I don’t remember well everything, I had an agitated night, I woke up several times. As it was still night, I made the black sun still above my head, I waited the morning to make it down. Maybe it was an unnecessary violence ? I don’t know if it’s supposed to be progressive but it’s already pretty intense, I give up going back to sleep for tonight.
Day 3 :
For some reasons this night was pretty erotic. I lightly felt like I was having astral sex. Had some kind of visions I don’t remember of, lucid dreams, and again only 3h sleeping. But I felt pretty good during the “exposition”. A bit anxious, but ready to face whatever I’d have to.
So far, I feel like my visualisation is increased, so are my divination skills.
I have to say it fucks up my sleep ^^.
And I think the black sun is gonna make me face my fears. I’m usually pretty much at ease with introspective tools, because I tend to be transparent towards myself, and if I find some unpleasant thing hidden I’m just happy that it’s not hidden anymore. I’m okay to face myself.
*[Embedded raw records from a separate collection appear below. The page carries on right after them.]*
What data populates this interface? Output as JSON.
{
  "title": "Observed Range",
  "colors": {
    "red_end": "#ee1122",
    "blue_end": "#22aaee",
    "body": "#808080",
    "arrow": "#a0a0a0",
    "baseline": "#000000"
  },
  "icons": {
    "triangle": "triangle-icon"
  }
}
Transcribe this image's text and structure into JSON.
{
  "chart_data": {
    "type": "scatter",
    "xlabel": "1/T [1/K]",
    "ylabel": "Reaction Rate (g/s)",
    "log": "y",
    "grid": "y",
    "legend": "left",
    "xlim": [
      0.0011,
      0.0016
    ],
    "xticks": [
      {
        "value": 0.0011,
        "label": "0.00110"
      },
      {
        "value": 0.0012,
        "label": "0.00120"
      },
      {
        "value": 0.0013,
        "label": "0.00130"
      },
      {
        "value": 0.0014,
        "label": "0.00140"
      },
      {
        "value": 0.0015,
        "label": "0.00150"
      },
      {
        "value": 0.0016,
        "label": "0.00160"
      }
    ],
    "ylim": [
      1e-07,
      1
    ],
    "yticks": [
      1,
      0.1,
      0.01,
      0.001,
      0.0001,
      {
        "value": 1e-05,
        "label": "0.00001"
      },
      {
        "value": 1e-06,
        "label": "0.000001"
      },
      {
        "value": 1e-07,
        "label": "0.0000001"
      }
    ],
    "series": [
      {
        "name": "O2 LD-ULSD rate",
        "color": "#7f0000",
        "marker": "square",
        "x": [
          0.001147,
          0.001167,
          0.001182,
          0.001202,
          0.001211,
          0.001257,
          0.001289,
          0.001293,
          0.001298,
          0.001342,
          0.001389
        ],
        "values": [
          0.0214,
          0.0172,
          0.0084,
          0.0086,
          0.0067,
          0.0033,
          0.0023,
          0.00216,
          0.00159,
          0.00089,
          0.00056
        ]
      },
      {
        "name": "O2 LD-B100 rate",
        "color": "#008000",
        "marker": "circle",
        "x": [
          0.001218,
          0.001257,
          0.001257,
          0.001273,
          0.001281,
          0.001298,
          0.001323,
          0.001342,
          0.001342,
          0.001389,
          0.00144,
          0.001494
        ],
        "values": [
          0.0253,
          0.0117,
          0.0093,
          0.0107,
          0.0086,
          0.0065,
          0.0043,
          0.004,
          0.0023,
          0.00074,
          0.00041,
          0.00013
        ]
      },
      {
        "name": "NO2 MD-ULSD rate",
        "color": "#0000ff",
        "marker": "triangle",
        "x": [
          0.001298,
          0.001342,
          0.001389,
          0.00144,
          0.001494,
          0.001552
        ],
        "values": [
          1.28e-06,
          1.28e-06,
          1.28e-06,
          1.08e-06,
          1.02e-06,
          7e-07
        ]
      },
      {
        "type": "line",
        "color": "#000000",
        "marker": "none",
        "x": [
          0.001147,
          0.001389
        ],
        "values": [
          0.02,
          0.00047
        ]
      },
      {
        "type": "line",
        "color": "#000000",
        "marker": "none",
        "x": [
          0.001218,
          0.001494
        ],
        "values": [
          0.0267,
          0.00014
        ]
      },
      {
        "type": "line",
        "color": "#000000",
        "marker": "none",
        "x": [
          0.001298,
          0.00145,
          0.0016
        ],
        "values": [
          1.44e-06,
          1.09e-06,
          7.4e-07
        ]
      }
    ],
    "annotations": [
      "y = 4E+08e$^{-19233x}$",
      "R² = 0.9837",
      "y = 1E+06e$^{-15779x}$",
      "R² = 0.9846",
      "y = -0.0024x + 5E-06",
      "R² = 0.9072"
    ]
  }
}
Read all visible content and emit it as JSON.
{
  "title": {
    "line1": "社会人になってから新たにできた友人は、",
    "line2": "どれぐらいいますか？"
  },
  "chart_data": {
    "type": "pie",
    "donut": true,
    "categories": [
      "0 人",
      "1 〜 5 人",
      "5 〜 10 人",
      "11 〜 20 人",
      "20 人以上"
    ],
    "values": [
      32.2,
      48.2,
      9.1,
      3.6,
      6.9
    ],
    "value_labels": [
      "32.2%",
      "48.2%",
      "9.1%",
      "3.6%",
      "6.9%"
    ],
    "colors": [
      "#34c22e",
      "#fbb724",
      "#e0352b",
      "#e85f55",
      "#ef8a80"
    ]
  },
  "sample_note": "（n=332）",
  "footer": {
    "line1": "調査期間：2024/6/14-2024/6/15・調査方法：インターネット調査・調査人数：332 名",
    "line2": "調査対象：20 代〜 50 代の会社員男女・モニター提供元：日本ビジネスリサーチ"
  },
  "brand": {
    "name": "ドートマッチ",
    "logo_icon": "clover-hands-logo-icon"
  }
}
But fears… yeah, this is something I like to deal with on my own. I don’t like to be confronted to them without my freewill.
The difficulty is gonna be to not hate and be freaked out by the exercise itself. But I clearly feel something, I didn’t expect that, I feel like I made a pact with some god and let him all rights on my mind for one week in exchange of some increased abilities.